Differential Privacy Synthetic PII is a set of Python algorithms that enable generation of differential privacy, fully synthetic personally identifiable information (PII) data and then impute additional insights based on real data. The algorithms enable generation of data which can be distributed easily without revealing private information. A core piece behind our differential privacy data is the introduction of randomness behind the imputation of certain features while not impacting the overall dataset's valid inferences. By introducing randomness to the data generation, differential privacy can create deniability behind identifiable features of individuals.
- Python (>= 3.8.5)
- NumPy (1.17.0)
- SciPy
- Dython
- MLxtend
- Faker
- Pandas
- gender_guesser
- re
- tqdm
- datetime
- random
- matplotlib
A. Create a bulk data request CSV file with the following format (keep column names the same):
Country | Year | Records |
---|---|---|
RUSSIA | 2016 | 457 |
MEXICO | 2020 | 1102 |
CHINA | 2018 | 632 |
B. Update line 9 if needed in the script fake_pii_generator.py to point to the file made in step A. Then execute script.
C. Clean the differential privacy synthetic PII with the fake_data_clean.py script. This script primarily removes any person titles (Dr., Ing., Lic., etc.), cleans gender categories, and removes any records with P.O. Box or military addresses.
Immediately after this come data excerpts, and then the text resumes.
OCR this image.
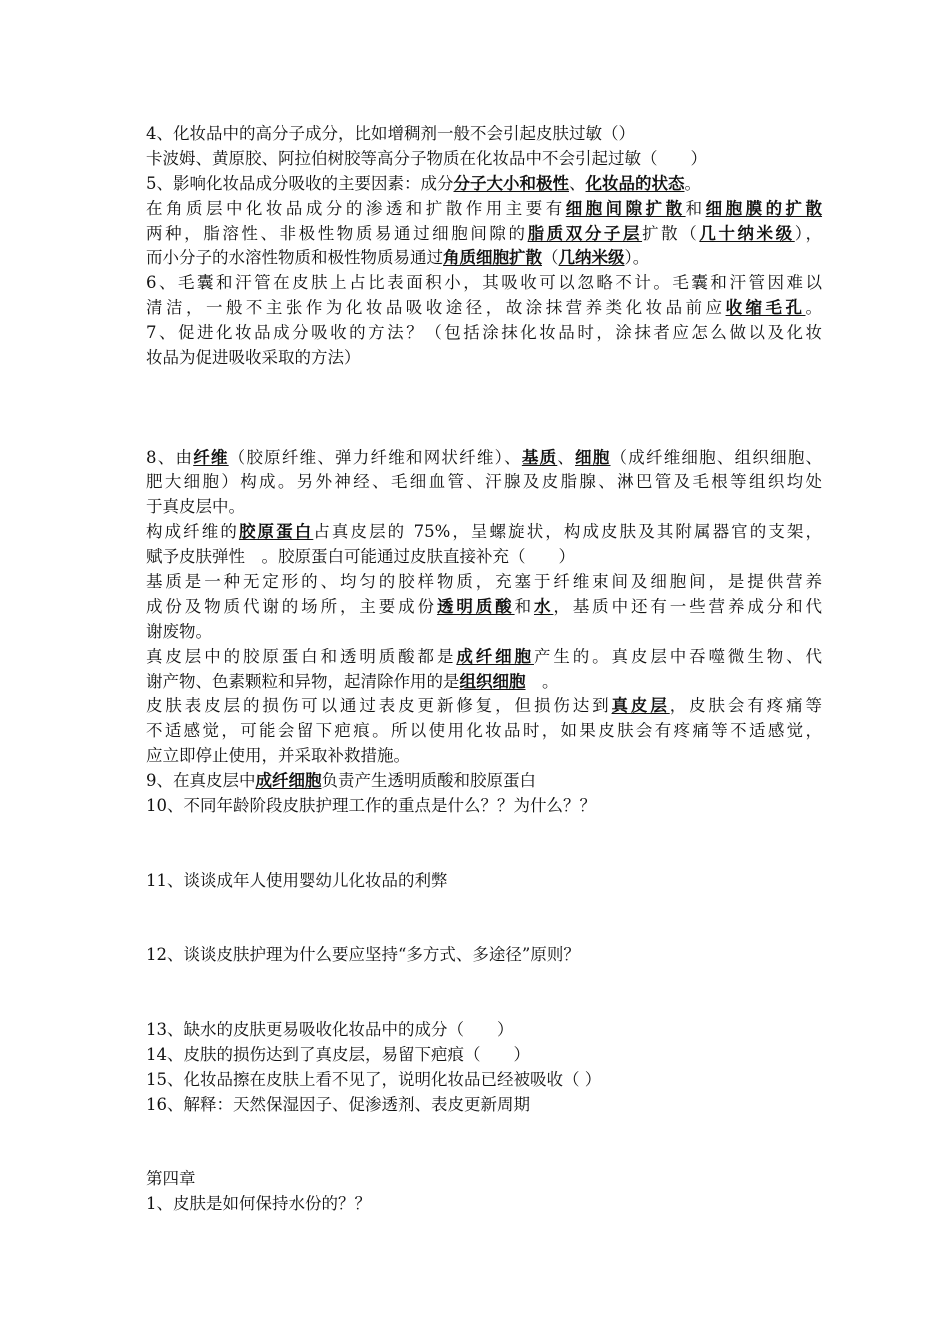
4、化妆品中的高分子成分，比如增稠剂一般不会引起皮肤过敏（）
卡波姆、黄原胶、阿拉伯树胶等高分子物质在化妆品中不会引起过敏（　　）
5、影响化妆品成分吸收的主要因素：成分分子大小和极性、化妆品的状态。
在角质层中化妆品成分的渗透和扩散作用主要有细胞间隙扩散和细胞膜的扩散
两种，脂溶性、非极性物质易通过细胞间隙的脂质双分子层扩散（几十纳米级），
而小分子的水溶性物质和极性物质易通过角质细胞扩散（几纳米级）。
6、毛囊和汗管在皮肤上占比表面积小，其吸收可以忽略不计。毛囊和汗管因难以
清洁，一般不主张作为化妆品吸收途径，故涂抹营养类化妆品前应收缩毛孔。
7、促进化妆品成分吸收的方法？（包括涂抹化妆品时，涂抹者应怎么做以及化妆
妆品为促进吸收采取的方法）
8、由纤维（胶原纤维、弹力纤维和网状纤维）、基质、细胞（成纤维细胞、组织细胞、
肥大细胞）构成。另外神经、毛细血管、汗腺及皮脂腺、淋巴管及毛根等组织均处
于真皮层中。
构成纤维的胶原蛋白占真皮层的 75%，呈螺旋状，构成皮肤及其附属器官的支架，
赋予皮肤弹性　。胶原蛋白可能通过皮肤直接补充（　　）
基质是一种无定形的、均匀的胶样物质，充塞于纤维束间及细胞间，是提供营养
成份及物质代谢的场所，主要成份透明质酸和水，基质中还有一些营养成分和代
谢废物。
真皮层中的胶原蛋白和透明质酸都是成纤细胞产生的。真皮层中吞噬微生物、代
谢产物、色素颗粒和异物，起清除作用的是组织细胞　。
皮肤表皮层的损伤可以通过表皮更新修复，但损伤达到真皮层，皮肤会有疼痛等
不适感觉，可能会留下疤痕。所以使用化妆品时，如果皮肤会有疼痛等不适感觉，
应立即停止使用，并采取补救措施。
9、在真皮层中成纤细胞负责产生透明质酸和胶原蛋白
10、不同年龄阶段皮肤护理工作的重点是什么？？为什么？？
11、谈谈成年人使用婴幼儿化妆品的利弊
12、谈谈皮肤护理为什么要应坚持“多方式、多途径”原则？
13、缺水的皮肤更易吸收化妆品中的成分（　　）
14、皮肤的损伤达到了真皮层，易留下疤痕（　　）
15、化妆品擦在皮肤上看不见了，说明化妆品已经被吸收（ ）
16、解释：天然保湿因子、促渗透剂、表皮更新周期
第四章
1、皮肤是如何保持水份的？？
Due to the introduction of randomness behind many of the PII features, there is a chance the dataset may not have much valid inferences. Therefore, adjusting some of the features such as Age or other dates, can create custom context and insights. The script age_update.py is an example of imputed insights that was adjusted on a real distribution dataset by the U.S. Immigration Customs Enforcement Agency (ICE) made available to the public here.